44      Das CPVO tritt diesem Vorbringen entgegen.

45      Der zweite Klagegrund geht ins Leere, da sich aus den Rn. 21 bis 42 des vorliegenden Urteils ergibt, dass die Beschwerdekammer die Beschwerde der Klägerin zu Recht als unzulässig zurückgewiesen hat, und da die Beschwerdekammer nur ergänzend die Unbegründetheit der Beschwerde im Wesentlichen mit der Begründung festgestellt hat, dass im vorliegenden Fall der Präsident des CPVO keinesfalls dazu verpflichtet gewesen sei, das Verfahren nach Art. 23 der Verordnung Nr. 874/2009 einzuleiten, das ihn dazu ermächtige, zusätzliche Merkmale einer Sorte und ihre Ausprägungen in die Prüfungsrichtlinien aufzunehmen.

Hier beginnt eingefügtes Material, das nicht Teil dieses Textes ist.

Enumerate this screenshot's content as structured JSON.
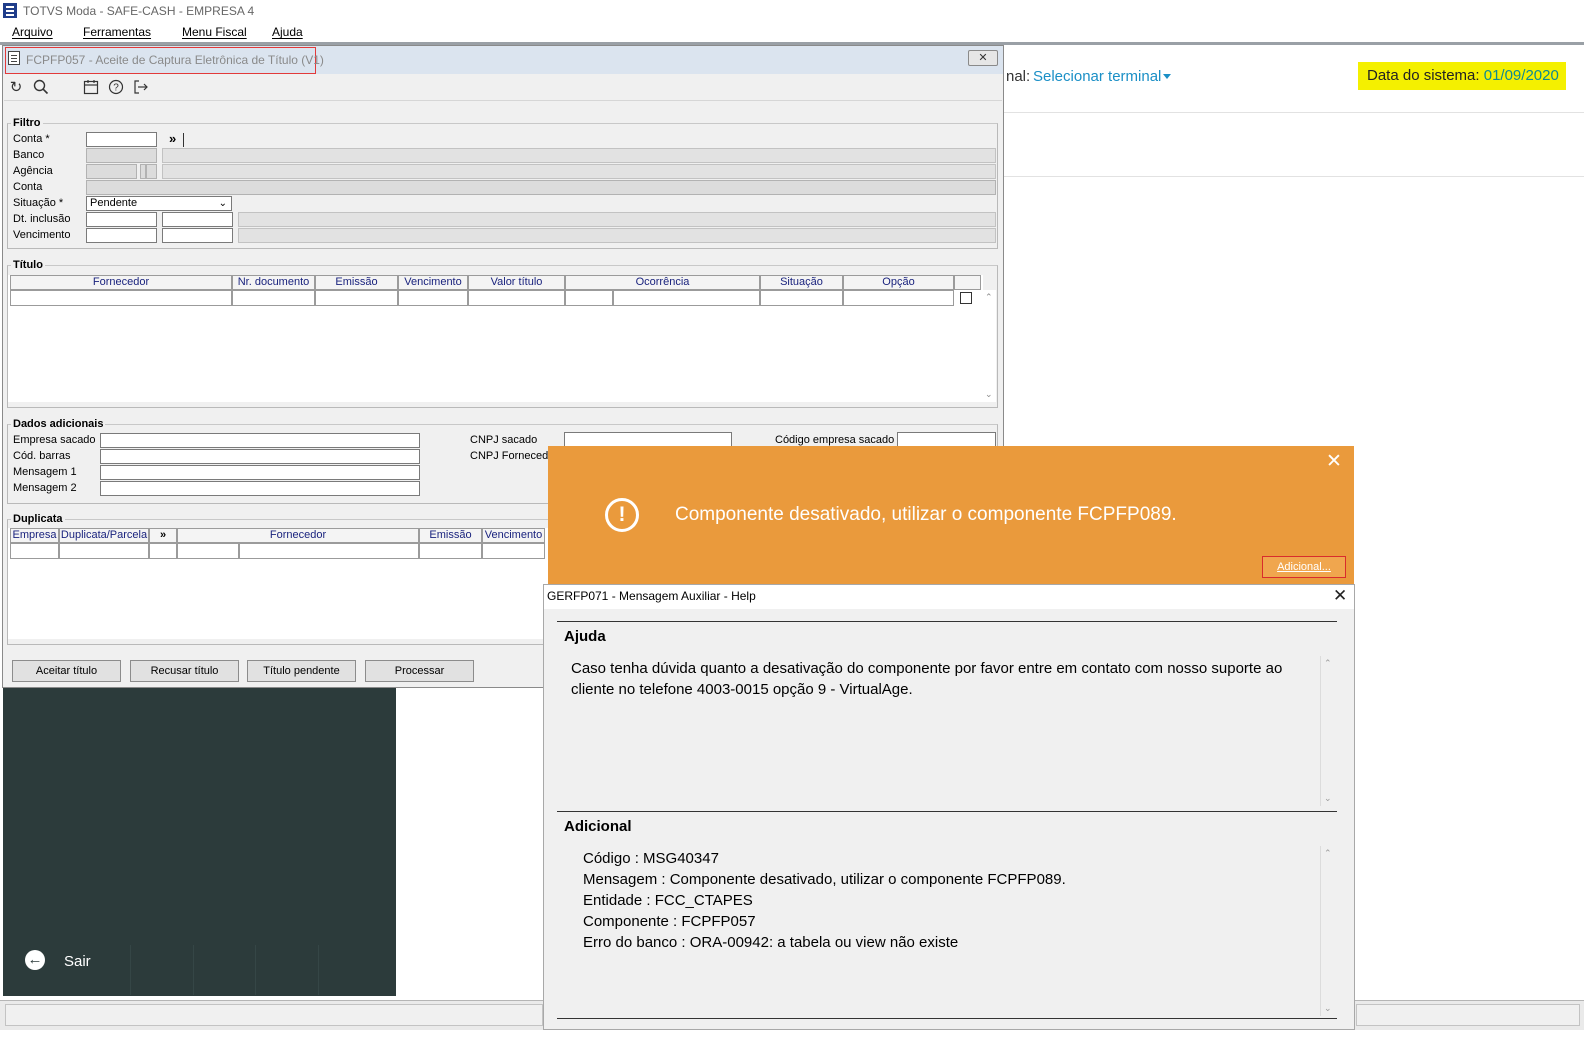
{
  "app": {
    "title": "TOTVS Moda - SAFE-CASH - EMPRESA 4"
  },
  "menubar": {
    "items": [
      "Arquivo",
      "Ferramentas",
      "Menu Fiscal",
      "Ajuda"
    ]
  },
  "web_header": {
    "terminal_label": "nal:",
    "terminal_link": "Selecionar terminal",
    "date_label": "Data do sistema:",
    "date_value": "01/09/2020"
  },
  "side_panel": {
    "exit_label": "Sair"
  },
  "form": {
    "title": "FCPFP057 - Aceite de Captura Eletrônica de Título (V1)",
    "close_glyph": "✕",
    "toolbar": {
      "refresh_icon": "↻",
      "search_icon": "🔍",
      "calendar_icon": "▦",
      "help_icon": "?",
      "exit_icon": "⇥"
    },
    "filtro": {
      "title": "Filtro",
      "conta_label": "Conta *",
      "banco_label": "Banco",
      "agencia_label": "Agência",
      "conta2_label": "Conta",
      "situacao_label": "Situação *",
      "situacao_value": "Pendente",
      "dt_inclusao_label": "Dt. inclusão",
      "vencimento_label": "Vencimento",
      "expand_glyph": "»"
    },
    "titulo": {
      "title": "Título",
      "columns": [
        "Fornecedor",
        "Nr. documento",
        "Emissão",
        "Vencimento",
        "Valor título",
        "Ocorrência",
        "Situação",
        "Opção"
      ]
    },
    "dados": {
      "title": "Dados adicionais",
      "empresa_sacado_label": "Empresa sacado",
      "cod_barras_label": "Cód. barras",
      "mensagem1_label": "Mensagem 1",
      "mensagem2_label": "Mensagem 2",
      "cnpj_sacado_label": "CNPJ sacado",
      "cnpj_fornecedor_label": "CNPJ Fornecedo",
      "codigo_empresa_label": "Código empresa sacado"
    },
    "duplicata": {
      "title": "Duplicata",
      "columns": [
        "Empresa",
        "Duplicata/Parcela",
        "»",
        "Fornecedor",
        "Emissão",
        "Vencimento"
      ]
    },
    "buttons": {
      "aceitar": "Aceitar título",
      "recusar": "Recusar título",
      "pendente": "Título pendente",
      "processar": "Processar"
    }
  },
  "orange_dialog": {
    "icon": "!",
    "message": "Componente desativado, utilizar o componente FCPFP089.",
    "additional_button": "Adicional...",
    "close_glyph": "✕"
  },
  "help_dialog": {
    "title": "GERFP071 - Mensagem Auxiliar - Help",
    "close_glyph": "✕",
    "ajuda_head": "Ajuda",
    "ajuda_text": "Caso tenha dúvida quanto a desativação do componente por favor entre em contato com nosso suporte ao cliente no telefone 4003-0015 opção 9 - VirtualAge.",
    "adicional_head": "Adicional",
    "adicional_lines": [
      "Código : MSG40347",
      "Mensagem : Componente desativado, utilizar o componente FCPFP089.",
      "Entidade : FCC_CTAPES",
      "Componente : FCPFP057",
      "Erro do banco : ORA-00942: a tabela ou view não existe"
    ]
  },
  "colors": {
    "accent_link": "#1a8fc6",
    "date_highlight": "#f4f000",
    "orange_dialog": "#ea9a3c",
    "dark_panel": "#2c3b3b",
    "highlight_border": "#e23a3a"
  }
}
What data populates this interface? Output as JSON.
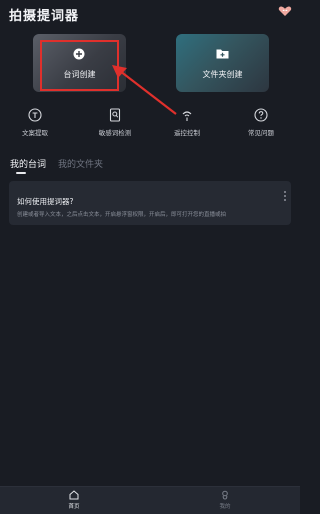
{
  "app": {
    "title": "拍摄提词器"
  },
  "header": {
    "vip_icon": "heart-crown-icon"
  },
  "cards": {
    "script": {
      "label": "台词创建",
      "icon": "plus-circle-icon"
    },
    "folder": {
      "label": "文件夹创建",
      "icon": "folder-plus-icon"
    }
  },
  "features": [
    {
      "label": "文案提取",
      "icon": "text-extract-icon"
    },
    {
      "label": "敏感词检测",
      "icon": "document-scan-icon"
    },
    {
      "label": "遥控控制",
      "icon": "remote-signal-icon"
    },
    {
      "label": "常见问题",
      "icon": "question-circle-icon"
    }
  ],
  "tabs": [
    {
      "label": "我的台词",
      "active": true
    },
    {
      "label": "我的文件夹",
      "active": false
    }
  ],
  "guide": {
    "title": "如何使用提词器?",
    "description": "创建或者导入文本，之后点击文本，开启悬浮窗权限，开启后，即可打开您的直播或拍"
  },
  "bottom_nav": [
    {
      "label": "首页",
      "icon": "home-icon",
      "active": true
    },
    {
      "label": "我的",
      "icon": "user-icon",
      "active": false
    }
  ],
  "colors": {
    "background": "#191c23",
    "highlight": "#e0302c",
    "card_bg": "#262a33"
  }
}
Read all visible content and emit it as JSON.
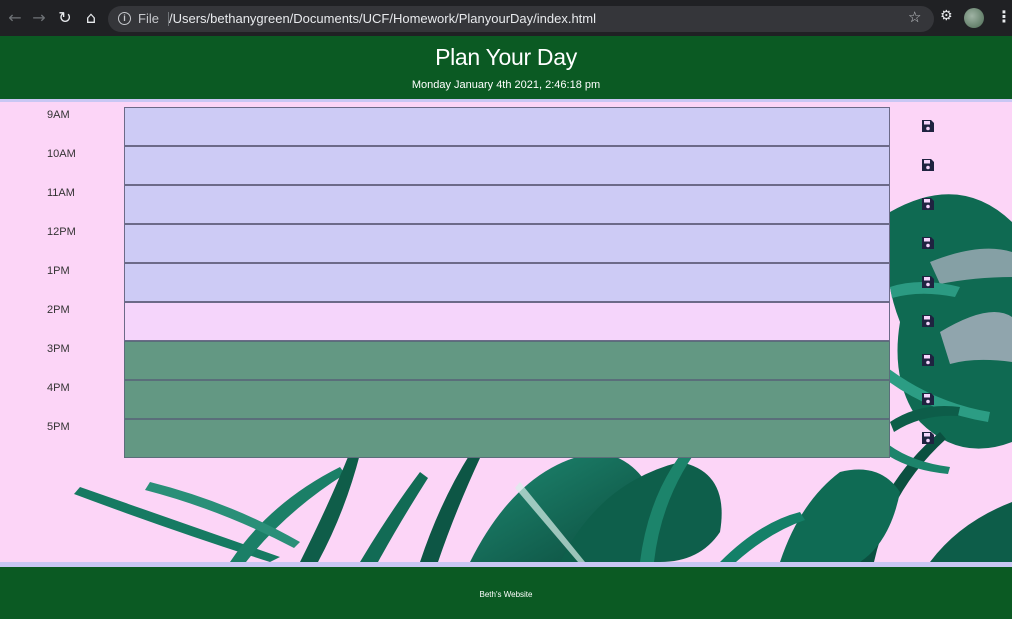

46      Nach alledem ist die Klage in vollem Umfang abzuweisen.

 Kosten

47      Nach Art. 134 Abs. 1 der Verfahrensordnung des Gerichts ist die unterliegende Partei auf Antrag zur Tragung der Kosten zu verurteilen.

48      Da die Klägerin unterlegen ist, sind ihr gemäß dem Antrag des CPVO die Kosten aufzuerlegen.

Aus diesen Gründen hat

DAS GERICHT (Dritte Kammer)

für Recht erkannt und entschieden:

1.      Die Klage wird abgewiesen.

2.      Die House Foods Group, Inc. trägt die Kosten.

Schalin

Nõmm

Steinfatt

Verkündet in öffentlicher Sitzung in Luxemburg am 28. Februar 2024.

Unterschriften


*      Verfahrenssprache: Englisch.


i      Die vorliegende Sprachfassung ist in Rn. 38 gegenüber der ursprünglich online gestellten Fassung geändert worden.